It had appeared that political discussion over preserving public access to the rail corridor from Spallumcheen to Sicamous was completely sidelined. However, the issue is back on the table thanks to the Splatsin.
The Enderby area First Nation is showing great leadership by calling on all local jurisdictions to meet in the new year to determine how to acquire the abandoned rail line from Canadian Pacific and what the best long-term use of the property is.
“We are for working together collaboratively. We all have an interest and want to do what’s right,” said Wayne Christian, Splatsin chief.
The Splatsin have partly become a catalyst because the band recently obtained 20 acres of the rail line through legal action against CP and the federal government. But beyond that, the Splatsin see a number of opportunities that could arise if there is public control over the entire length of the old rail bed.
“It’s important that it be maintained as a transportation corridor,” said Christian.

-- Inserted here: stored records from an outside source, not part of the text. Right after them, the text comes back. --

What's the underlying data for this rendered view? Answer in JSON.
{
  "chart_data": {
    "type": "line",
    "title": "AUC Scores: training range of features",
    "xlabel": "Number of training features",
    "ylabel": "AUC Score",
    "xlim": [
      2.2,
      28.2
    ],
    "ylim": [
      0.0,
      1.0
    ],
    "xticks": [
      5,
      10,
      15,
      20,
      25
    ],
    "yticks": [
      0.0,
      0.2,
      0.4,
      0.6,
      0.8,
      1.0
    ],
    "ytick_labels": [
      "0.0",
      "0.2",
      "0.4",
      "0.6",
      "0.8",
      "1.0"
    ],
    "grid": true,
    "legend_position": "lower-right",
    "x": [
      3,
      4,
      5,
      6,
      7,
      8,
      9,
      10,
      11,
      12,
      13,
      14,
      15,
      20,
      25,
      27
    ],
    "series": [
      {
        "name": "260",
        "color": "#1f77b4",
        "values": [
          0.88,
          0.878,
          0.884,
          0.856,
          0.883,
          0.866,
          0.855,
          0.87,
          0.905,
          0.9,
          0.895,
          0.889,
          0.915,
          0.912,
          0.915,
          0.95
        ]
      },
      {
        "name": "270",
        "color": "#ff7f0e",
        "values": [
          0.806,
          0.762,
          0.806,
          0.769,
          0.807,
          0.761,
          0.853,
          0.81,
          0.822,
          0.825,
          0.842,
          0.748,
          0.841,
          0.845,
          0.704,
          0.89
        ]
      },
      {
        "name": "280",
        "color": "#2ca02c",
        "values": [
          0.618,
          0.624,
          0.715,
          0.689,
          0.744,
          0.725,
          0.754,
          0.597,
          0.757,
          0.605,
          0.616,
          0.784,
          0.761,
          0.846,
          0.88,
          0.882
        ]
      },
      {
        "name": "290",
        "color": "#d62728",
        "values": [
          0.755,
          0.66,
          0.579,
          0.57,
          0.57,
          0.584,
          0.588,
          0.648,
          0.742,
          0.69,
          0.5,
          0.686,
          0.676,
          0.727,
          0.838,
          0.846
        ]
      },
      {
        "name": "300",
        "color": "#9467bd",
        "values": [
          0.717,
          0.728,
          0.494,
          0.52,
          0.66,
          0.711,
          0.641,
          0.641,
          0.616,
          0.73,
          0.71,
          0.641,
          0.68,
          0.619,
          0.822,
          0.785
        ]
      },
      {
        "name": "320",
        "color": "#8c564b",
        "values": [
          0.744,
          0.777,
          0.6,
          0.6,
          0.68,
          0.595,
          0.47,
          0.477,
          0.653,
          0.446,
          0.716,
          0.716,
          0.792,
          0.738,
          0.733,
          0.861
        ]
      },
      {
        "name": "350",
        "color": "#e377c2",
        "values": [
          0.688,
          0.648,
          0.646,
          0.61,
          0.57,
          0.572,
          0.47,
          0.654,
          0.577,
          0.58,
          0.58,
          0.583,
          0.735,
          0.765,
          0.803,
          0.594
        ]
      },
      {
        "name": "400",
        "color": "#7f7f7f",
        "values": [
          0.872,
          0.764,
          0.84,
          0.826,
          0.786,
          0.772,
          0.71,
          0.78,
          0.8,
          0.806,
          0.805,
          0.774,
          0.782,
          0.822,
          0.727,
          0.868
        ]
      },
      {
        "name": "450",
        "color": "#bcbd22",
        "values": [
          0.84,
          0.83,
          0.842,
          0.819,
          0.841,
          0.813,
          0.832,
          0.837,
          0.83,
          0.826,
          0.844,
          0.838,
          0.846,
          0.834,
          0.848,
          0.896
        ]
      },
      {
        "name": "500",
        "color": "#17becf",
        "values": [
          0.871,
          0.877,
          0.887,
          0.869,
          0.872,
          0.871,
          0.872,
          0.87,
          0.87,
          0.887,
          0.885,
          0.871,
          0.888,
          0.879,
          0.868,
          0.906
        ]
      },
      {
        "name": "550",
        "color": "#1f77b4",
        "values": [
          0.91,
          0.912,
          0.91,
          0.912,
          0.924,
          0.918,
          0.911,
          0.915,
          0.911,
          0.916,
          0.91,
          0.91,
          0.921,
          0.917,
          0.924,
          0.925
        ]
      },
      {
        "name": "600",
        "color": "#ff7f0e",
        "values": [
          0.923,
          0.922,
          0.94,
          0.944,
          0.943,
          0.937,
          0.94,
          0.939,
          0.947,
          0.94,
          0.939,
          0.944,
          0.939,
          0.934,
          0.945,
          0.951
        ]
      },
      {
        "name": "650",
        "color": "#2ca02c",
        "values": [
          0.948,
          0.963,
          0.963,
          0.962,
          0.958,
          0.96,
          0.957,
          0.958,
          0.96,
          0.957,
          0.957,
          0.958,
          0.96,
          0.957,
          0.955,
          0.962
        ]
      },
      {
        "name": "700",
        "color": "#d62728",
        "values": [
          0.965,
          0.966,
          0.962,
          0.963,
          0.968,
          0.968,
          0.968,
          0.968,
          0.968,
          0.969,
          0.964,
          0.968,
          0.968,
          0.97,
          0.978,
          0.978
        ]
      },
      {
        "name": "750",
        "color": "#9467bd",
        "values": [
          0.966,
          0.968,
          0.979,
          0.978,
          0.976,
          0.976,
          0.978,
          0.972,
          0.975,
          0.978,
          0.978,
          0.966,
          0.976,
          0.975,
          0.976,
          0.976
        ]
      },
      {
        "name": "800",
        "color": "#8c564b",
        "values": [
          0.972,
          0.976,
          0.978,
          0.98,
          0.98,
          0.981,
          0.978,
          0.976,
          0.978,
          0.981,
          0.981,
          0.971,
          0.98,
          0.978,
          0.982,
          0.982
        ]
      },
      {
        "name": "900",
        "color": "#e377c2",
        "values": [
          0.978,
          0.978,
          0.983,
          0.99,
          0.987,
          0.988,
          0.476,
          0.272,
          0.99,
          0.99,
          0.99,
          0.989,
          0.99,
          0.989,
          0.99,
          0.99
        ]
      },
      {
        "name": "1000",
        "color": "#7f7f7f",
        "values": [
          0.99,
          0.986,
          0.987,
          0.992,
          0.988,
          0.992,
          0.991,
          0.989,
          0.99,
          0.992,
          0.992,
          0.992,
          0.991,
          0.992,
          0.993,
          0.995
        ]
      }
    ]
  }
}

Among the possible options are addressing congestion on parts of Highway 97A and developing a recreational trail that would attract tourists and bolster the local economy.
Yes, it will take a major financial investment from municipalities and regional districts to purchase their portion of the corridor from CP, and the ultimate price tag may ultimately bring the process to a halt. However, unless all players are at the table and open to discussions, the vision of a public link from the North Okanagan to the Shuswap will never materialize.
The Splatsin deserve praise for bringing the issue back to the table.